Минут через пятнадцать, которые показались в этот день Антошке ужасно долгими, он торопливо прошел двор большого дома и взбежал в третий этаж флигеля, где «граф» снимал комнату со столом у старого музыканта немца, жившего вдвоем с супругой в трех комнатах, чистеньких, опрятных, как и сами хозяева.

Маленькая, толстенькая и румяная старушка с седыми буклями, неизменной потертой плюшевой накидушкой на плечах отворила двери и, впустив Антошку, не без некоторого удивления проговорила на очень плохом русском языке:

– Сегодня вы на пять минут раньше пришли, Антош.

– Раньше, Адель Карловна… Торопился.

– Кушать, верно, очень захотели? – довольно приветливо осведомилась хозяйка, благоволившая к своим жильцам и за то, что они аккуратно платили, и за то, что были тихие жильцы и не делали, как она выражалась, Schweinerei из своей комнаты.

– Да, Адель Карловна, – весело и торопливо отвечал Антошка, готовый на радостях обнять эту степенную, аккуратную, немного прижимистую и сентиментальную Адель Карловну.

– Марта сейчас подаст…

Но Антошка едва ли слышал последние слова, так как, сбросив пальто, стремительно бросился в комнату, повергнув в некоторое недоумение почтенную немку и своею забывчивостью обтереть ноги о половик и своим особенно радостным, возбужденным видом.

«Верно, какое-нибудь маленькое жалованье назначили!» – мысленно решила практическая старушка, приурочивавшая все житейские радости к получению денег.

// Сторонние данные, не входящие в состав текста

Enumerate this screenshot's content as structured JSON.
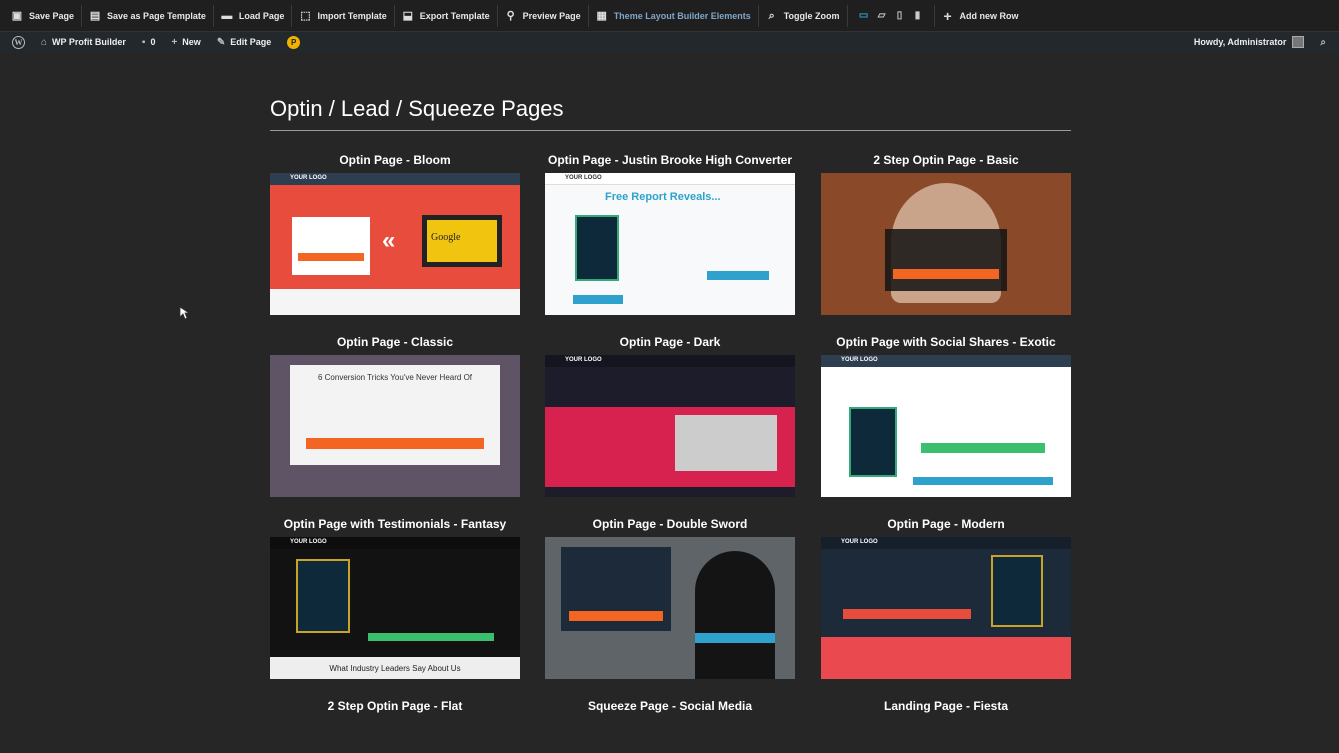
{
  "toolbar": {
    "save": "Save Page",
    "save_template": "Save as Page Template",
    "load": "Load Page",
    "import": "Import Template",
    "export": "Export Template",
    "preview": "Preview Page",
    "theme_builder": "Theme Layout Builder Elements",
    "toggle_zoom": "Toggle Zoom",
    "add_row": "Add new Row"
  },
  "adminbar": {
    "site": "WP Profit Builder",
    "comments": "0",
    "new": "New",
    "edit": "Edit Page",
    "howdy": "Howdy, Administrator"
  },
  "section_title": "Optin / Lead / Squeeze Pages",
  "templates": [
    {
      "title": "Optin Page - Bloom"
    },
    {
      "title": "Optin Page - Justin Brooke High Converter"
    },
    {
      "title": "2 Step Optin Page - Basic"
    },
    {
      "title": "Optin Page - Classic"
    },
    {
      "title": "Optin Page - Dark"
    },
    {
      "title": "Optin Page with Social Shares - Exotic"
    },
    {
      "title": "Optin Page with Testimonials - Fantasy"
    },
    {
      "title": "Optin Page - Double Sword"
    },
    {
      "title": "Optin Page - Modern"
    },
    {
      "title": "2 Step Optin Page - Flat"
    },
    {
      "title": "Squeeze Page - Social Media"
    },
    {
      "title": "Landing Page - Fiesta"
    }
  ],
  "thumb_text": {
    "logo": "YOUR LOGO",
    "google": "Google",
    "free_report": "Free Report Reveals...",
    "classic_heading": "6 Conversion Tricks You've Never Heard Of",
    "fantasy_footer": "What Industry Leaders Say About Us"
  },
  "colors": {
    "accent": "#2ea2cc",
    "bloom_red": "#e74c3c",
    "orange": "#f26522",
    "crimson": "#d7214f",
    "green": "#3bbf6e",
    "navy": "#1c2a3a"
  }
}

И, снедаемая любопытством узнать, в чем дело, и желанием сообщить что-нибудь новенькое своему Адольфу Ивановичу, когда он вернется с репетиции из театра, где он играл вторую или третью скрипку, – Адель Карловна приложила ухо к двери комнаты жильцов в надежде что-нибудь услыхать. Но двери были плотно заперты, и Адель Карловна отошла несколько обиженная и отправилась в свою сверкавшую чистотой кухню, чтобы посмотреть, как будет отпускать жильцам обед «этот глюпый русский свин Марта», как называла немка рябую, неуклюжую и ленивую Марфу, действительно не отличавшуюся большим пристрастием к чистоте, хотя и жила, как она говорила, «у немцев» целых пять лет, получая небольшое жалованье и вечно слыша от немки посрамление русской национальности.

В ожидании прихода Антошки «граф», только что окончивший переписку полустраницы цифр, ходил, расправляя свои усталые члены, медленными шагами по небольшой, опрятной и уютной комнате, убранной в немецком вкусе, с бисерными подставочками на столиках, с вышитой подушкой на диване и с идиллическими плохими литографиями на стенах. Маленький обеденный стол посреди комнаты был накрыт чистой скатерткой, и у каждого из двух приборов лежали салфетки в бисерных же кольцах, явившихся знаком внимания Адель Карловны в день годовщины пребывания у нее на квартире жильцов.

За эти три года «граф», несмотря на спокойную и самую правильную жизнь, какую он вел, сильно постарел и осунулся. И волнистые его волосы и борода совсем заседели. Глубоко ввалившиеся темные глаза хотя и сохранили еще живость и порой светились юмором и насмешкой, но в них уже не было прежнего блеска. Лицо его потеряло одутловатость и землистый цвет кожи, зато на нем залегло более морщин и черты заострились, придавая физиономии «графа» тот изнуренно страдальческий вид, в каком изображают монахов-подвижников.

Он не мог пожаловаться ни на какие острые страдания – по временам грудь пыла, но не очень сильно, и беспокоил сухой кашель, – но он чувствовал, что вообще слабеет и после часа работы или после ходьбы устает, чувствовал какую-то тяжесть в ногах и отсутствие гибкости в членах. Видно было, что последствия прежней жизни начинают сказываться и постепенно разрушают его когда-то крепкий организм.